Many distributions try to provide some security assurance to users by having packages in the repo cryptographically signed. This makes it harder for naughty people to trick users into installing malicious software. As a relatively small, non-"enterprise" distribution, Arch has not implemented such a system. Some people believe this is a Bad Thing, and recently there has been some controversy about it on mailing lists, which eventually bubbled up into an article on Linux Weekly News. Some Arch developers believe the issue has been portrayed inaccurately, and that a hostile individual has framed the issue unfairly.

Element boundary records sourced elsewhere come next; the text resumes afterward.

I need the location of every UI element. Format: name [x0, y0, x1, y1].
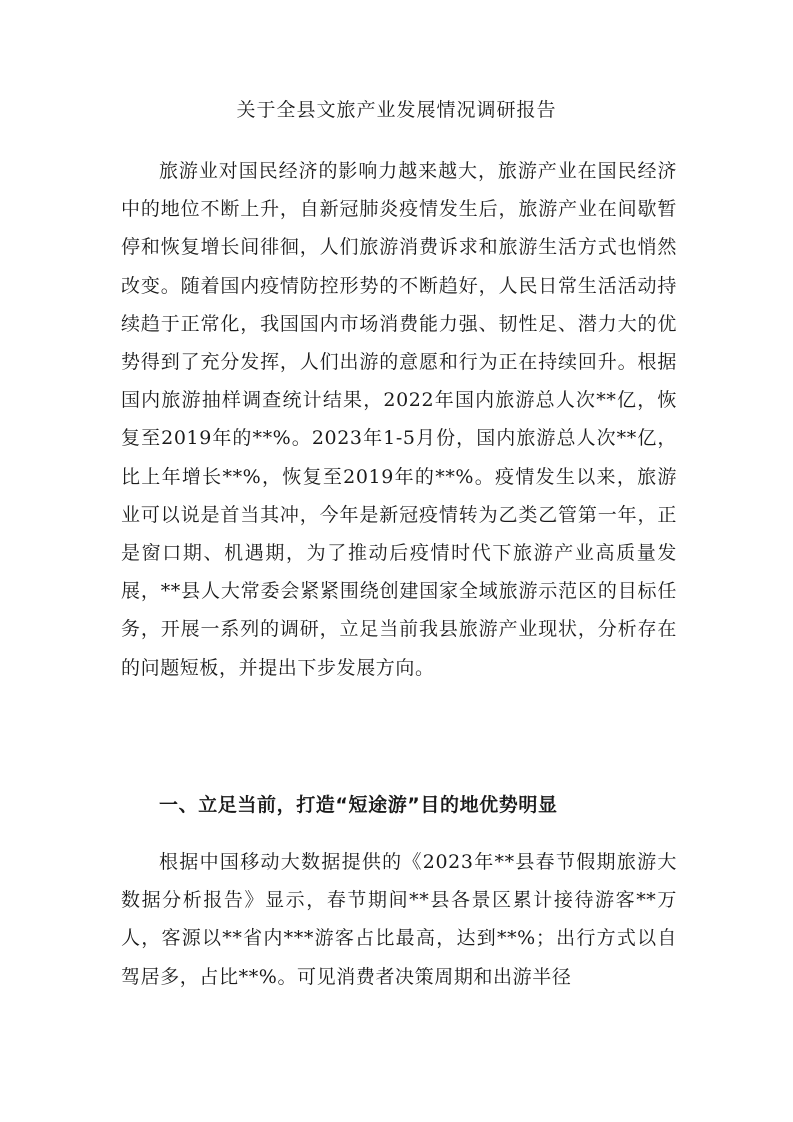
section-heading-1: 一、立足当前，打造“短途游”目的地优势明显 [159, 794, 558, 816]
body-paragraph-section-1: 根据中国移动大数据提供的《2023年**县春节假期旅游大数据分析报告》显示，春节期间**县各景区累计接待游客**万人，客源以**省内***游客占比最高，达到**%；出行方式以自驾居多，占比**%。可见消费者决策周期和出游半径 [121, 851, 677, 988]
body-paragraph-intro: 旅游业对国民经济的影响力越来越大，旅游产业在国民经济中的地位不断上升，自新冠肺炎疫情发生后，旅游产业在间歇暂停和恢复增长间徘徊，人们旅游消费诉求和旅游生活方式也悄然改变。随着国内疫情防控形势的不断趋好，人民日常生活活动持续趋于正常化，我国国内市场消费能力强、韧性足、潜力大的优势得到了充分发挥，人们出游的意愿和行为正在持续回升。根据国内旅游抽样调查统计结果，2022年国内旅游总人次**亿，恢复至2019年的**%。2023年1-5月份，国内旅游总人次**亿，比上年增长**%，恢复至2019年的**%。疫情发生以来，旅游业可以说是首当其冲，今年是新冠疫情转为乙类乙管第一年，正是窗口期、机遇期，为了推动后疫情时代下旅游产业高质量发展，**县人大常委会紧紧围绕创建国家全域旅游示范区的目标任务，开展一系列的调研，立足当前我县旅游产业现状，分析存在的问题短板，并提出下步发展方向。 [121, 160, 677, 679]
document-title: 关于全县文旅产业发展情况调研报告 [236, 99, 557, 121]
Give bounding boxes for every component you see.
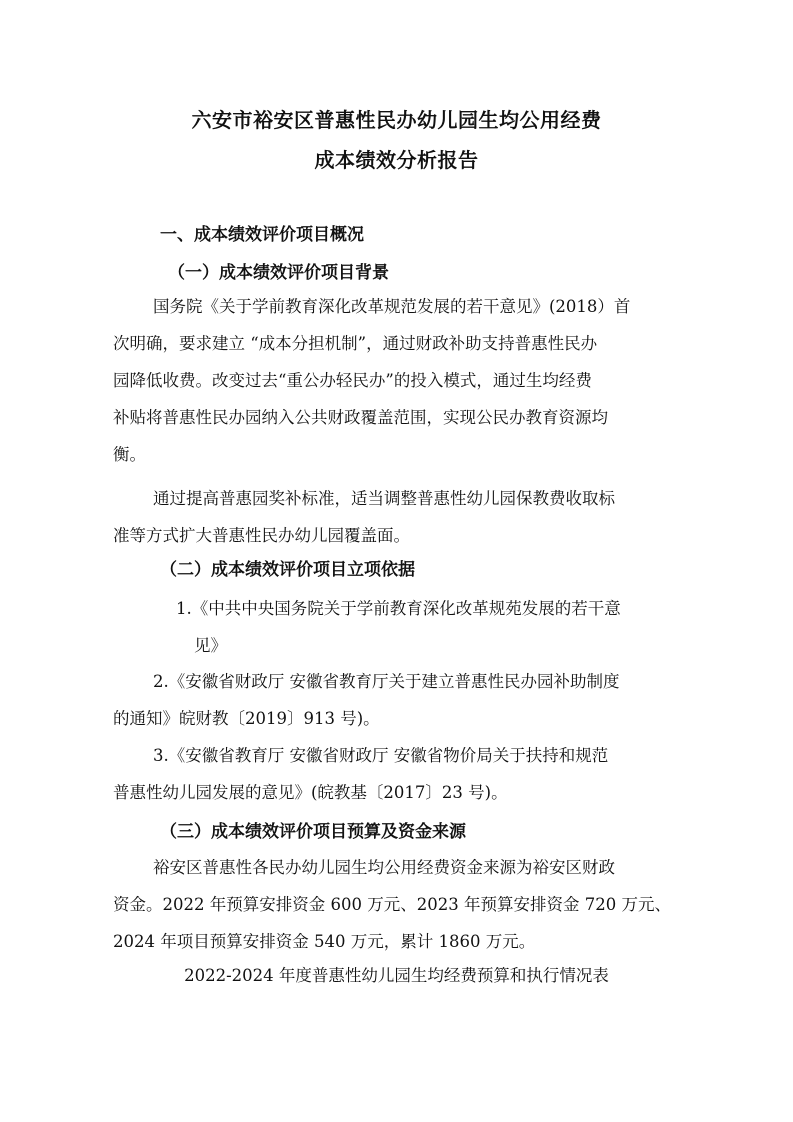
document-title-line2: 成本绩效分析报告 <box>314 148 479 172</box>
text-line: 资金。2022 年预算安排资金 600 万元、2023 年预算安排资金 720 万元、 <box>113 895 671 914</box>
basis-item-1 <box>176 590 621 664</box>
text-line: 补贴将普惠性民办园纳入公共财政覆盖范围，实现公民办教育资源均 <box>113 408 608 427</box>
basis-item-3 <box>113 737 608 811</box>
text-line: 园降低收费。改变过去“重公办轻民办”的投入模式，通过生均经费 <box>113 371 592 390</box>
document-title-line1: 六安市裕安区普惠性民办幼儿园生均公用经费 <box>191 108 602 132</box>
text-line: 的通知》皖财教〔2019〕913 号)。 <box>113 709 380 728</box>
text-line: 3.《安徽省教育厅 安徽省财政厅 安徽省物价局关于扶持和规范 <box>153 746 609 765</box>
table-caption: 2022-2024 年度普惠性幼儿园生均经费预算和执行情况表 <box>184 966 609 985</box>
section-heading-overview: 一、成本绩效评价项目概况 <box>160 225 364 245</box>
text-line: 2024 年项目预算安排资金 540 万元，累计 1860 万元。 <box>113 932 536 951</box>
background-paragraph-2 <box>113 480 615 554</box>
text-line: 1.《中共中央国务院关于学前教育深化改革规苑发展的若干意 <box>176 599 621 618</box>
text-line: 准等方式扩大普惠性民办幼儿园覆盖面。 <box>113 526 410 545</box>
budget-paragraph <box>113 849 671 960</box>
text-line: 普惠性幼儿园发展的意见》(皖教基〔2017〕23 号)。 <box>113 783 508 802</box>
text-line: 次明确，要求建立 “成本分担机制”，通过财政补助支持普惠性民办 <box>113 334 598 353</box>
text-line: 国务院《关于学前教育深化改革规范发展的若干意见》(2018）首 <box>153 297 631 316</box>
basis-item-2 <box>113 663 620 737</box>
subsection-heading-background: （一）成本绩效评价项目背景 <box>168 263 389 283</box>
text-line: 裕安区普惠性各民办幼儿园生均公用经费资金来源为裕安区财政 <box>153 858 615 877</box>
text-line: 衡。 <box>113 445 146 464</box>
subsection-heading-basis: （二）成本绩效评价项目立项依据 <box>160 560 415 580</box>
text-line: 通过提高普惠园奖补标准，适当调整普惠性幼儿园保教费收取标 <box>153 489 615 508</box>
background-paragraph-1 <box>113 288 630 473</box>
text-line: 2.《安徽省财政厅 安徽省教育厅关于建立普惠性民办园补助制度 <box>153 672 620 691</box>
subsection-heading-budget: （三）成本绩效评价项目预算及资金来源 <box>160 822 466 842</box>
text-line: 见》 <box>194 636 227 655</box>
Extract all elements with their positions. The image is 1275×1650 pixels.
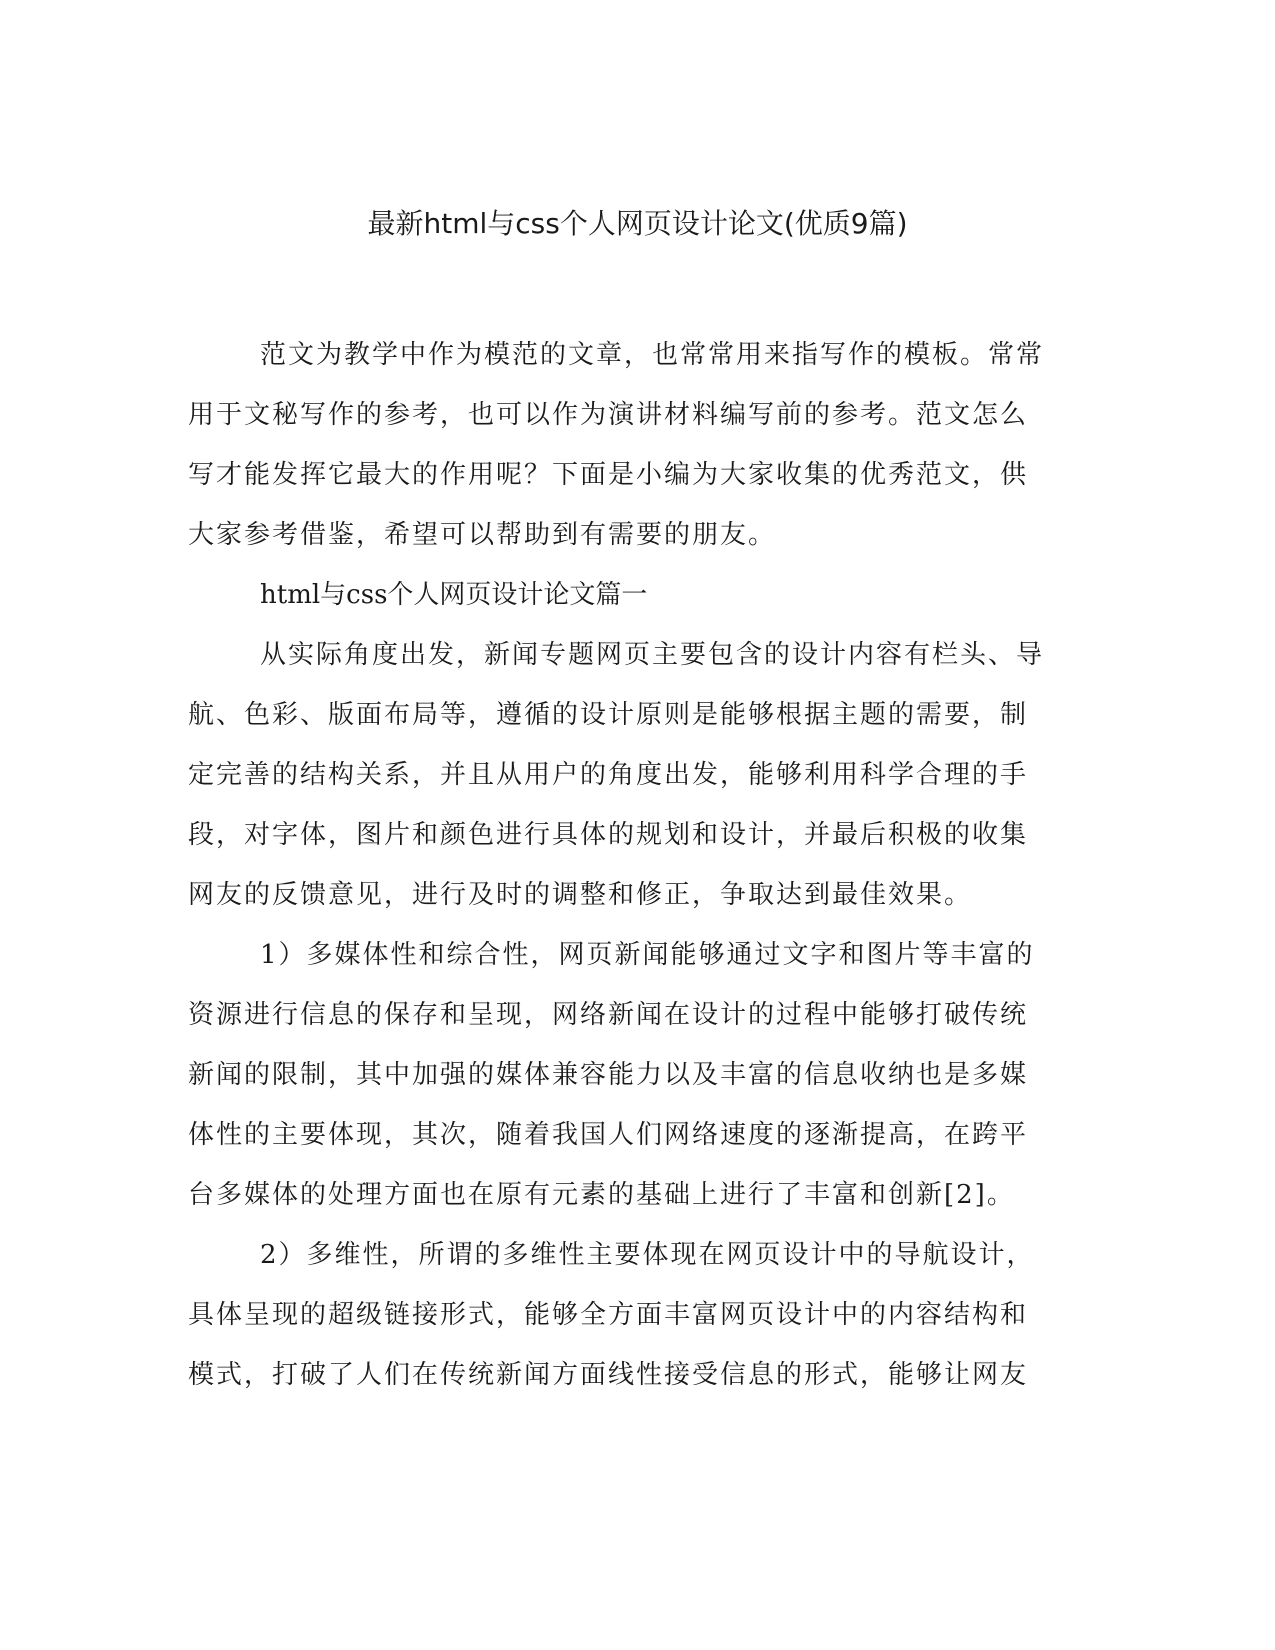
paragraph-line: 大家参考借鉴，希望可以帮助到有需要的朋友。 xyxy=(188,520,777,550)
paragraph-line: 2）多维性，所谓的多维性主要体现在网页设计中的导航设计， xyxy=(260,1240,1035,1270)
paragraph-line: 写才能发挥它最大的作用呢？下面是小编为大家收集的优秀范文，供 xyxy=(188,460,1029,490)
body-paragraph xyxy=(188,925,1088,1225)
document-body xyxy=(188,325,1088,1405)
paragraph-line: 用于文秘写作的参考，也可以作为演讲材料编写前的参考。范文怎么 xyxy=(188,400,1029,430)
paragraph-line: 1）多媒体性和综合性，网页新闻能够通过文字和图片等丰富的 xyxy=(260,940,1035,970)
document-title: 最新html与css个人网页设计论文(优质9篇) xyxy=(367,207,908,240)
paragraph-line: 定完善的结构关系，并且从用户的角度出发，能够利用科学合理的手 xyxy=(188,760,1029,790)
paragraph-line: 台多媒体的处理方面也在原有元素的基础上进行了丰富和创新[2]。 xyxy=(188,1180,1015,1210)
paragraph-line: 从实际角度出发，新闻专题网页主要包含的设计内容有栏头、导 xyxy=(260,640,1045,670)
body-paragraph xyxy=(188,625,1088,925)
paragraph-line: 段，对字体，图片和颜色进行具体的规划和设计，并最后积极的收集 xyxy=(188,820,1029,850)
section-heading-text: html与css个人网页设计论文篇一 xyxy=(260,580,648,610)
section-heading xyxy=(188,565,1088,625)
paragraph-line: 新闻的限制，其中加强的媒体兼容能力以及丰富的信息收纳也是多媒 xyxy=(188,1060,1029,1090)
paragraph-line: 航、色彩、版面布局等，遵循的设计原则是能够根据主题的需要，制 xyxy=(188,700,1029,730)
paragraph-line: 具体呈现的超级链接形式，能够全方面丰富网页设计中的内容结构和 xyxy=(188,1300,1029,1330)
paragraph-line: 体性的主要体现，其次，随着我国人们网络速度的逐渐提高，在跨平 xyxy=(188,1120,1029,1150)
intro-paragraph xyxy=(188,325,1088,565)
body-paragraph xyxy=(188,1225,1088,1405)
paragraph-line: 网友的反馈意见，进行及时的调整和修正，争取达到最佳效果。 xyxy=(188,880,973,910)
paragraph-line: 范文为教学中作为模范的文章，也常常用来指写作的模板。常常 xyxy=(260,340,1045,370)
paragraph-line: 模式，打破了人们在传统新闻方面线性接受信息的形式，能够让网友 xyxy=(188,1360,1029,1390)
paragraph-line: 资源进行信息的保存和呈现，网络新闻在设计的过程中能够打破传统 xyxy=(188,1000,1029,1030)
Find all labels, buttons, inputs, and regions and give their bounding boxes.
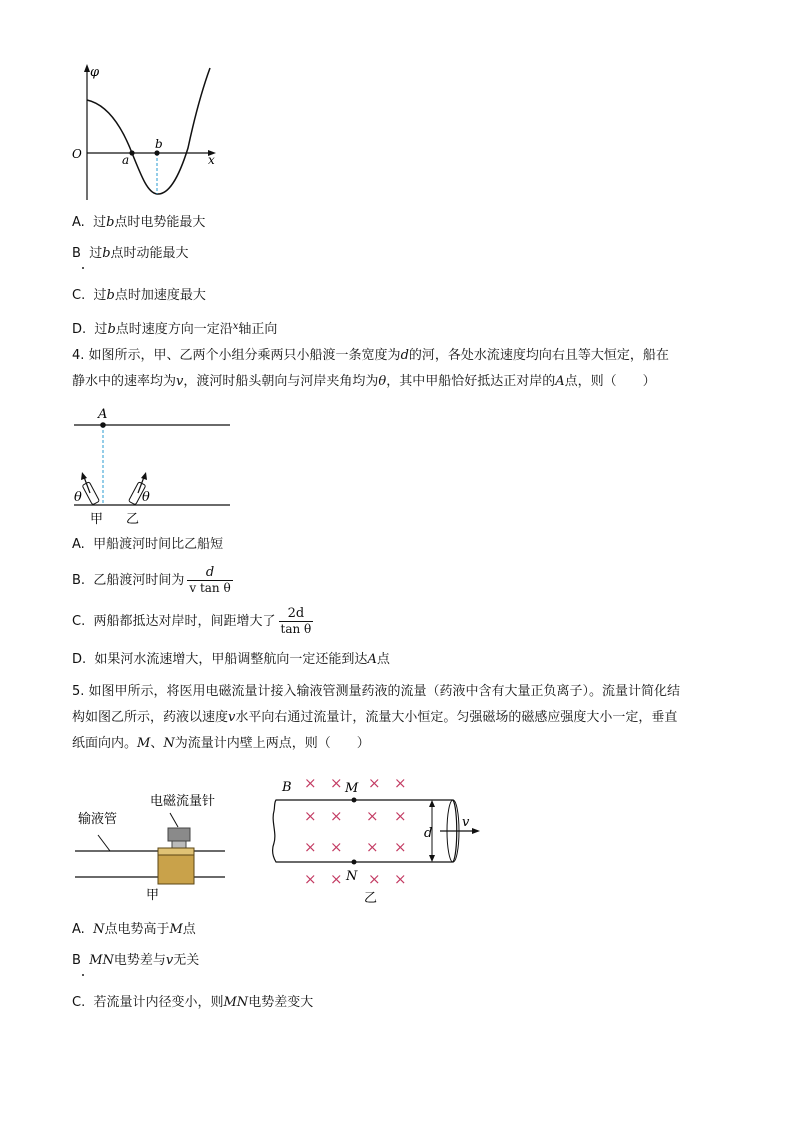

As someone who hasn't ever used arch, I am surprised to find out that they don't sign. The distros I use, RHEL, fedora and openSUSE have pushed all signed packages for quite some time. Clearly debian/ubuntu do as well. FBSD and OBSD also. Even gentoo supports signing of portage source packages, though apparently there is no policy that requires package builders to sign. This would seem to be an argument against rolling your own package manager, at least if you lack the resources to bring it up to industry standards.
Does anyone know of other distros that don't sign their packages?
RHEL, fedora (RH again) and openSUSE all have paid programmers working on their distro at various companies. Arch does not. I will agree that not having signing is an argument against using pacman the Arch package manager. There are, however, plenty of positive arguments for using pacman. Its a great, reliable, package manager and I'm more comfortable with it than apt-get and yum for sure. If you're interested there are plenty more details in the Arch Wiki.
OpenBSD does not sign patches. They do not release binary patches to base, only source, and they are not signed. Go to misc and ask them to sign patches. They'll flame you forever and suggest if you want to be sure the source is from them to buy one of their CDs.